Chaque mois, dans ses 10 premiers jours, tout comme je le fais pour la littérature (dans ses 10 derniers) et tout comme je le fais pour la musique (vers le milieu), je vous parles de l'une de mes trois immenses passions: le cinéma !Je l'ai surconsommé, le fais toujours, l'ai étudié, en fût diplômé à l'université et dans une école privée, y ai travaillé, en fût primé, m'en suis retiré, mais le cinéma ne sortira jamais de moi.
Je vous parles d'une film dont j'ai aimé l'histoire, les personnages, les interprètes, la réalisation, la photo, le décor, le ton, la musique, bref je vous parles d'un film dont j'ai aimé pas mal tous les choix. Souvent un film que j'ai dans mes propres films personnels, dans ma vidéothèque.
MIDNIGHT IN THE GARDEN OF GOOD & EVIL de Clint Eastwood
Pour qu'un film capte mon attention pleinement et se réfugie à jamais dans ma mémoire, il faut en général une sainte trinité de plaisirs sentis.
Dans ce cas précis la trinité en question se trouve dans la cinématographie du somptueux décor de la Georgie de la part de Jack N.Green, dans l'histoire tirée du livre de John Berendt aux personnages riches et colorés, inspirée de faits réels survenus dans les années 80, et dans la distribution/interprétation des rôles. Le livre n'est pas classé dans la fiction. Le film, adapté de John Lee Hancock, un peu plus. Ce qui vous donnera envie de plonger dans la vraie histoire par la suite.

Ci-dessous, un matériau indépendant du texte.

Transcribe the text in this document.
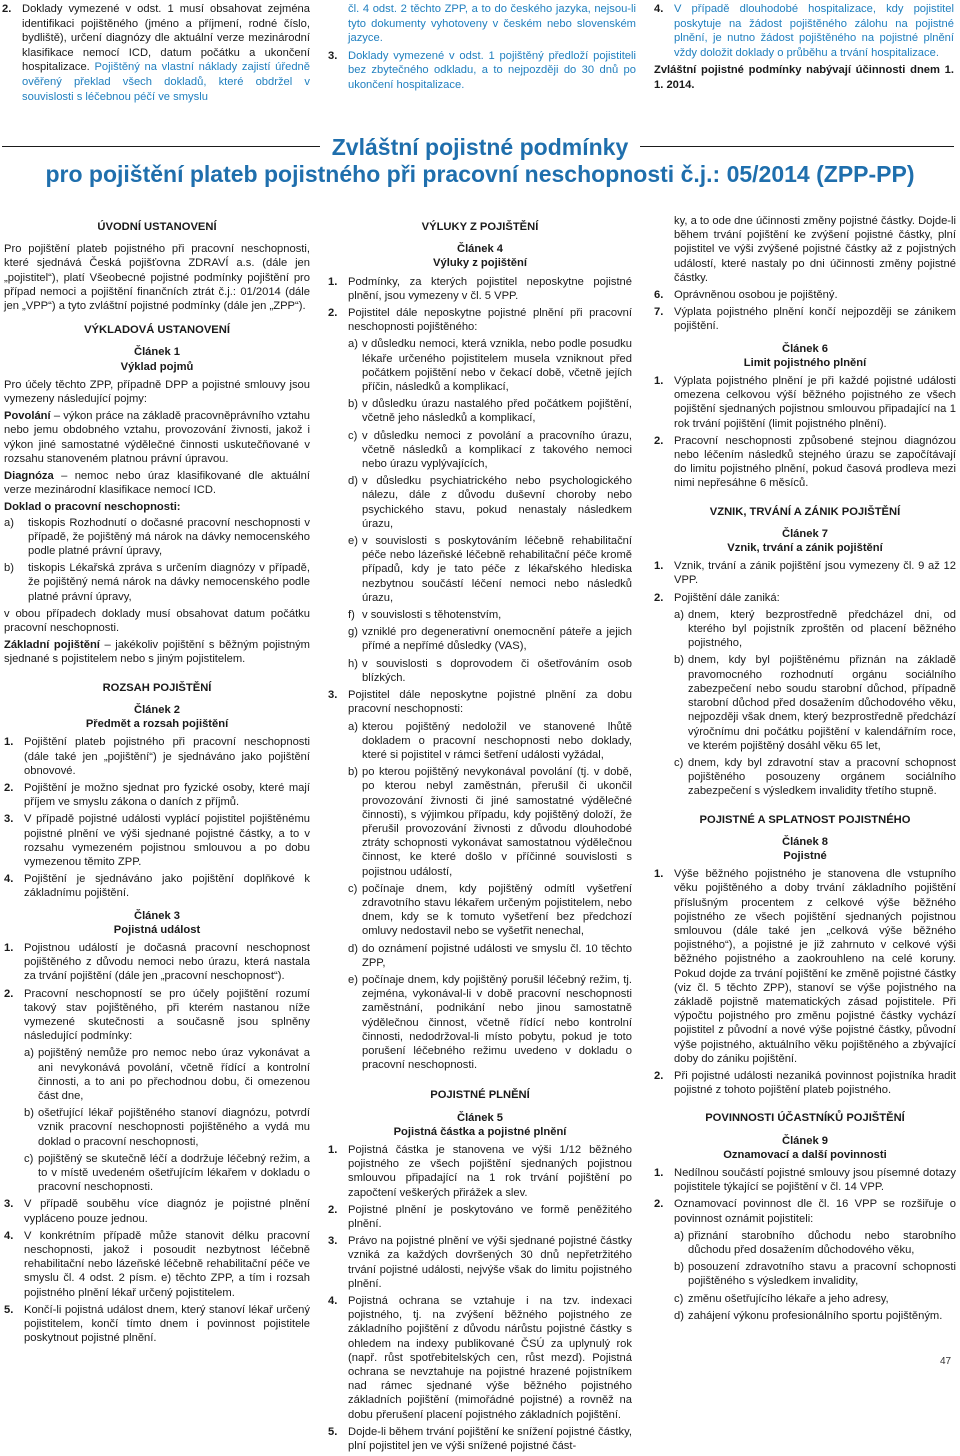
2. Doklady vymezené v odst. 1 musí obsahovat zejména identifikaci pojištěného (jméno a příjmení, rodné číslo, bydliště), určení diagnózy dle aktuální verze mezinárodní klasifikace nemocí ICD, datum počátku a ukončení hospitalizace. Pojištěný na vlastní náklady zajistí úředně ověřený překlad všech dokladů, které obdržel v souvislosti s léčebnou péčí ve smyslu

čl. 4 odst. 2 těchto ZPP, a to do českého jazyka, nejsou-li tyto dokumenty vyhotoveny v českém nebo slovenském jazyce.

3. Doklady vymezené v odst. 1 pojištěný předloží pojistiteli bez zbytečného odkladu, a to nejpozději do 30 dnů po ukončení hospitalizace.
4. V případě dlouhodobé hospitalizace, kdy pojistitel poskytuje na žádost pojištěného zálohu na pojistné plnění, je nutno žádost pojištěného na pojistné plnění vždy doložit doklady o průběhu a trvání hospitalizace.

Zvláštní pojistné podmínky nabývají účinnosti dnem 1. 1. 2014.

Zvláštní pojistné podmínky
pro pojištění plateb pojistného při pracovní neschopnosti č.j.: 05/2014 (ZPP-PP)
ÚVODNÍ USTANOVENÍ

Pro pojištění plateb pojistného při pracovní neschopnosti, které sjednává Česká pojišťovna ZDRAVÍ a.s. (dále jen „pojistitel“), platí Všeobecné pojistné podmínky pojištění pro případ nemoci a pojištění finančních ztrát č.j.: 01/2014 (dále jen „VPP“) a tyto zvláštní pojistné podmínky (dále jen „ZPP“).

VÝKLADOVÁ USTANOVENÍ
Článek 1
Výklad pojmů

Pro účely těchto ZPP, případně DPP a pojistné smlouvy jsou vymezeny následující pojmy:

Povolání – výkon práce na základě pracovněprávního vztahu nebo jemu obdobného vztahu, provozování živnosti, jakož i výkon jiné samostatné výdělečné činnosti uskutečňované v rozsahu stanoveném platnou právní úpravou.

Diagnóza – nemoc nebo úraz klasifikované dle aktuální verze mezinárodní klasifikace nemocí ICD.

Doklad o pracovní neschopnosti:

a)	tiskopis Rozhodnutí o dočasné pracovní neschopnosti v případě, že pojištěný má nárok na dávky nemocenského podle platné právní úpravy,
b)	tiskopis Lékařská zpráva s určením diagnózy v případě, že pojištěný nemá nárok na dávky nemocenského podle platné právní úpravy,

v obou případech doklady musí obsahovat datum počátku pracovní neschopnosti.

Základní pojištění – jakékoliv pojištění s běžným pojistným sjednané s pojistitelem nebo s jiným pojistitelem.

ROZSAH POJIŠTĚNÍ
Článek 2
Předmět a rozsah pojištění
1. Pojištění plateb pojistného při pracovní neschopnosti (dále také jen „pojištění“) je sjednáváno jako pojištění obnovové.
2. Pojištění je možno sjednat pro fyzické osoby, které mají příjem ve smyslu zákona o daních z příjmů.
3. V případě pojistné události vyplácí pojistitel pojištěnému pojistné plnění ve výši sjednané pojistné částky, a to v rozsahu vymezeném pojistnou smlouvou a po dobu vymezenou těmito ZPP.
4. Pojištění je sjednáváno jako pojištění doplňkové k základnímu pojištění.
Článek 3
Pojistná událost
1. Pojistnou událostí je dočasná pracovní neschopnost pojištěného z důvodu nemoci nebo úrazu, která nastala za trvání pojištění (dále jen „pracovní neschopnost“).
2. Pracovní neschopností se pro účely pojištění rozumí takový stav pojištěného, při kterém nastanou níže vymezené skutečnosti a současně jsou splněny následující podmínky:
a) pojištěný nemůže pro nemoc nebo úraz vykonávat a ani nevykonává povolání, včetně řídící a kontrolní činnosti, a to ani po přechodnou dobu, či omezenou část dne,
b) ošetřující lékař pojištěného stanoví diagnózu, potvrdí vznik pracovní neschopnosti pojištěného a vydá mu doklad o pracovní neschopnosti,
c) pojištěný se skutečně léčí a dodržuje léčebný režim, a to v místě uvedeném ošetřujícím lékařem v dokladu o pracovní neschopnosti.
3. V případě souběhu více diagnóz je pojistné plnění vypláceno pouze jednou.
4. V konkrétním případě může stanovit délku pracovní neschopnosti, jakož i posoudit nezbytnost léčebně rehabilitační nebo lázeňské léčebně rehabilitační péče ve smyslu čl. 4 odst. 2 písm. e) těchto ZPP, a tím i rozsah pojistného plnění lékař určený pojistitelem.
5. Končí-li pojistná událost dnem, který stanoví lékař určený pojistitelem, končí tímto dnem i povinnost pojistitele poskytnout pojistné plnění.
VÝLUKY Z POJIŠTĚNÍ
Článek 4
Výluky z pojištění
1. Podmínky, za kterých pojistitel neposkytne pojistné plnění, jsou vymezeny v čl. 5 VPP.
2. Pojistitel dále neposkytne pojistné plnění při pracovní neschopnosti pojištěného:
a) v důsledku nemoci, která vznikla, nebo podle posudku lékaře určeného pojistitelem musela vzniknout před počátkem pojištění nebo v čekací době, včetně jejích příčin, následků a komplikací,
b) v důsledku úrazu nastalého před počátkem pojištění, včetně jeho následků a komplikací,
c) v důsledku nemoci z povolání a pracovního úrazu, včetně následků a komplikací z takového nemoci nebo úrazu vyplývajících,
d) v důsledku psychiatrického nebo psychologického nálezu, dále z důvodu duševní choroby nebo psychického stavu, pokud nenastaly následkem úrazu,
e) v souvislosti s poskytováním léčebně rehabilitační péče nebo lázeňské léčebně rehabilitační péče kromě případů, kdy je tato péče z lékařského hlediska nezbytnou součástí léčení nemoci nebo následků úrazu,
f) v souvislosti s těhotenstvím,
g) vzniklé pro degenerativní onemocnění páteře a jejich přímé a nepřímé důsledky (VAS),
h) v souvislosti s doprovodem či ošetřováním osob blízkých.
3. Pojistitel dále neposkytne pojistné plnění za dobu pracovní neschopnosti:
a) kterou pojištěný nedoložil ve stanovené lhůtě dokladem o pracovní neschopnosti nebo doklady, které si pojistitel v rámci šetření události vyžádal,
b) po kterou pojištěný nevykonával povolání (tj. v době, po kterou nebyl zaměstnán, přerušil či ukončil provozování živnosti či jiné samostatné výdělečné činnosti), s výjimkou případu, kdy pojištěný doloží, že přerušil provozování živnosti z důvodu dlouhodobé ztráty schopnosti vykonávat samostatnou výdělečnou činnost, ke které došlo v příčinné souvislosti s pojistnou událostí,
c) počínaje dnem, kdy pojištěný odmítl vyšetření zdravotního stavu lékařem určeným pojistitelem, nebo dnem, kdy se k tomuto vyšetření bez předchozí omluvy nedostavil nebo se vyšetřit nenechal,
d) do oznámení pojistné události ve smyslu čl. 10 těchto ZPP,
e) počínaje dnem, kdy pojištěný porušil léčebný režim, tj. zejména, vykonával-li v době pracovní neschopnosti zaměstnání, podnikání nebo jinou samostatně výdělečnou činnost, včetně řídící nebo kontrolní činnosti, nedodržoval-li místo pobytu, pokud je toto porušení léčebného režimu uvedeno v dokladu o pracovní neschopnosti.
POJISTNÉ PLNĚNÍ
Článek 5
Pojistná částka a pojistné plnění
1. Pojistná částka je stanovena ve výši 1/12 běžného pojistného ze všech pojištění sjednaných pojistnou smlouvou připadající na 1 rok trvání pojištění po započtení veškerých přirážek a slev.
2. Pojistné plnění je poskytováno ve formě peněžitého plnění.
3. Právo na pojistné plnění ve výši sjednané pojistné částky vzniká za každých dovršených 30 dnů nepřetržitého trvání pojistné události, nejvýše však do limitu pojistného plnění.
4. Pojistná ochrana se vztahuje i na tzv. indexaci pojistného, tj. na zvýšení běžného pojistného ze základního pojištění z důvodu nárůstu pojistné částky s ohledem na indexy publikované ČSÚ za uplynulý rok (např. růst spotřebitelských cen, růst mezd). Pojistná ochrana se nevztahuje na pojistné hrazené pojistníkem nad rámec sjednané výše běžného pojistného základních pojištění (mimořádné pojistné) a rovněž na dobu přerušení placení pojistného základních pojištění.
5. Dojde-li během trvání pojištění ke snížení pojistné částky, plní pojistitel jen ve výši snížené pojistné část-

ky, a to ode dne účinnosti změny pojistné částky. Dojde-li během trvání pojištění ke zvýšení pojistné částky, plní pojistitel ve výši zvýšené pojistné částky až z pojistných událostí, které nastaly po dni účinnosti změny pojistné částky.

6. Oprávněnou osobou je pojištěný.
7. Výplata pojistného plnění končí nejpozději se zánikem pojištění.
Článek 6
Limit pojistného plnění
1. Výplata pojistného plnění je při každé pojistné události omezena celkovou výší běžného pojistného ze všech pojištění sjednaných pojistnou smlouvou připadající na 1 rok trvání pojištění (limit pojistného plnění).
2. Pracovní neschopnosti způsobené stejnou diagnózou nebo léčením následků stejného úrazu se započítávají do limitu pojistného plnění, pokud časová prodleva mezi nimi nepřesáhne 6 měsíců.
VZNIK, TRVÁNÍ A ZÁNIK POJIŠTĚNÍ
Článek 7
Vznik, trvání a zánik pojištění
1. Vznik, trvání a zánik pojištění jsou vymezeny čl. 9 až 12 VPP.
2. Pojištění dále zaniká:
a) dnem, který bezprostředně předcházel dni, od kterého byl pojistník zproštěn od placení běžného pojistného,
b) dnem, kdy byl pojištěnému přiznán na základě pravomocného rozhodnutí orgánu sociálního zabezpečení nebo soudu starobní důchod, případně starobní důchod před dosažením důchodového věku, nejpozději však dnem, který bezprostředně předchází výročnímu dni počátku pojištění v kalendářním roce, ve kterém pojištěný dosáhl věku 65 let,
c) dnem, kdy byl zdravotní stav a pracovní schopnost pojištěného posouzeny orgánem sociálního zabezpečení s výsledkem invalidity třetího stupně.
POJISTNÉ A SPLATNOST POJISTNÉHO
Článek 8
Pojistné
1. Výše běžného pojistného je stanovena dle vstupního věku pojištěného a doby trvání základního pojištění příslušným procentem z celkové výše běžného pojistného ze všech pojištění sjednaných pojistnou smlouvou (dále také jen „celková výše běžného pojistného“), a pojistné je již zahrnuto v celkové výši běžného pojistného a zaokrouhleno na celé koruny. Pokud dojde za trvání pojištění ke změně pojistné částky (viz čl. 5 těchto ZPP), stanoví se výše pojistného na základě pojistně matematických zásad pojistitele. Při výpočtu pojistného pro změnu pojistné částky vychází pojistitel z původní a nové výše pojistné částky, původní výše pojistného, aktuálního věku pojištěného a zbývající doby do zániku pojištění.
2. Při pojistné události nezaniká povinnost pojistníka hradit pojistné z tohoto pojištění plateb pojistného.
POVINNOSTI ÚČASTNÍKŮ POJIŠTĚNÍ
Článek 9
Oznamovací a další povinnosti
1. Nedílnou součástí pojistné smlouvy jsou písemné dotazy pojistitele týkající se pojištění v čl. 14 VPP.
2. Oznamovací povinnost dle čl. 16 VPP se rozšiřuje o povinnost oznámit pojistiteli:
a) přiznání starobního důchodu nebo starobního důchodu před dosažením důchodového věku,
b) posouzení zdravotního stavu a pracovní schopnosti pojištěného s výsledkem invalidity,
c) změnu ošetřujícího lékaře a jeho adresy,
d) zahájení výkonu profesionálního sportu pojištěným.
47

La finesse ou la subtilité n'est pas ce qui marque la carrière de Clint Eastwood. On peut sentir quelques fois qu'il tire du fusil de la hanche dans ses choix. Mais celui de donner le rôle du tordu Jim Williams à Kevin Spacey s'est révélé avec le temps fortuit et formidable. Avec ce que l'on sait de nos jours sur le prédateur qu'il a été, ce rôle lui va à merveille.

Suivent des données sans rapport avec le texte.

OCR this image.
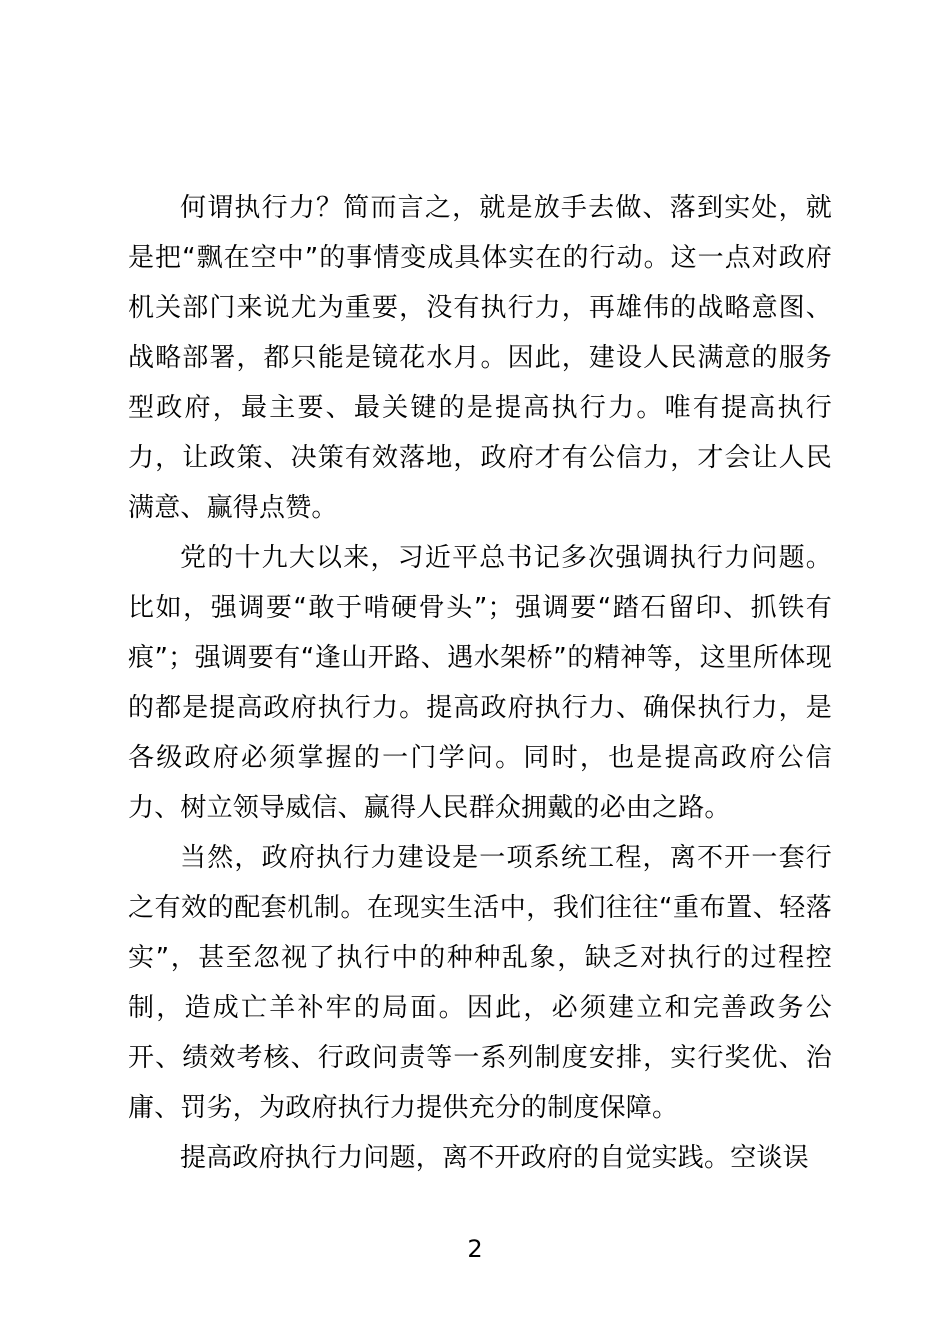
何谓执行力？简而言之，就是放手去做、落到实处，就是把“飘在空中”的事情变成具体实在的行动。这一点对政府机关部门来说尤为重要，没有执行力，再雄伟的战略意图、战略部署，都只能是镜花水月。因此，建设人民满意的服务型政府，最主要、最关键的是提高执行力。唯有提高执行力，让政策、决策有效落地，政府才有公信力，才会让人民满意、赢得点赞。

党的十九大以来，习近平总书记多次强调执行力问题。比如，强调要“敢于啃硬骨头”；强调要“踏石留印、抓铁有痕”；强调要有“逢山开路、遇水架桥”的精神等，这里所体现的都是提高政府执行力。提高政府执行力、确保执行力，是各级政府必须掌握的一门学问。同时，也是提高政府公信力、树立领导威信、赢得人民群众拥戴的必由之路。

当然，政府执行力建设是一项系统工程，离不开一套行之有效的配套机制。在现实生活中，我们往往“重布置、轻落实”，甚至忽视了执行中的种种乱象，缺乏对执行的过程控制，造成亡羊补牢的局面。因此，必须建立和完善政务公开、绩效考核、行政问责等一系列制度安排，实行奖优、治庸、罚劣，为政府执行力提供充分的制度保障。

提高政府执行力问题，离不开政府的自觉实践。空谈误

2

Le livre serait apparemment beaucoup mieux que le film mais on parle cinéma, on ne parle pas littérature aujourd'hui. Et pour les yeux, ça vaut le coup d'oeil.

James Gandolfini, pré-Sopranos, en 1997, joue le rôle d'un chef cuisinier dans la scène tournée au Clary's Café. Il n'en sera pas créditié au générique final.La fille de Clint et de Margaret Neville Johnson, Alison, qui a exactement mon âge* et qui avait alors 25 ans, y tient un rôle important.

Le film fera 5 millions de moins que ce qu'il aura coûté. Mais la qualité ne se mesure pas en chiffres.
Mais en effets sentis.
C'est beau la nuit en général, et ici, en Georgie. Mais ça peut cacher bien des choses passé minuit...
*Mais je suis plus vieux qu'elle, dès la 13ème minute passée minuit ce soir.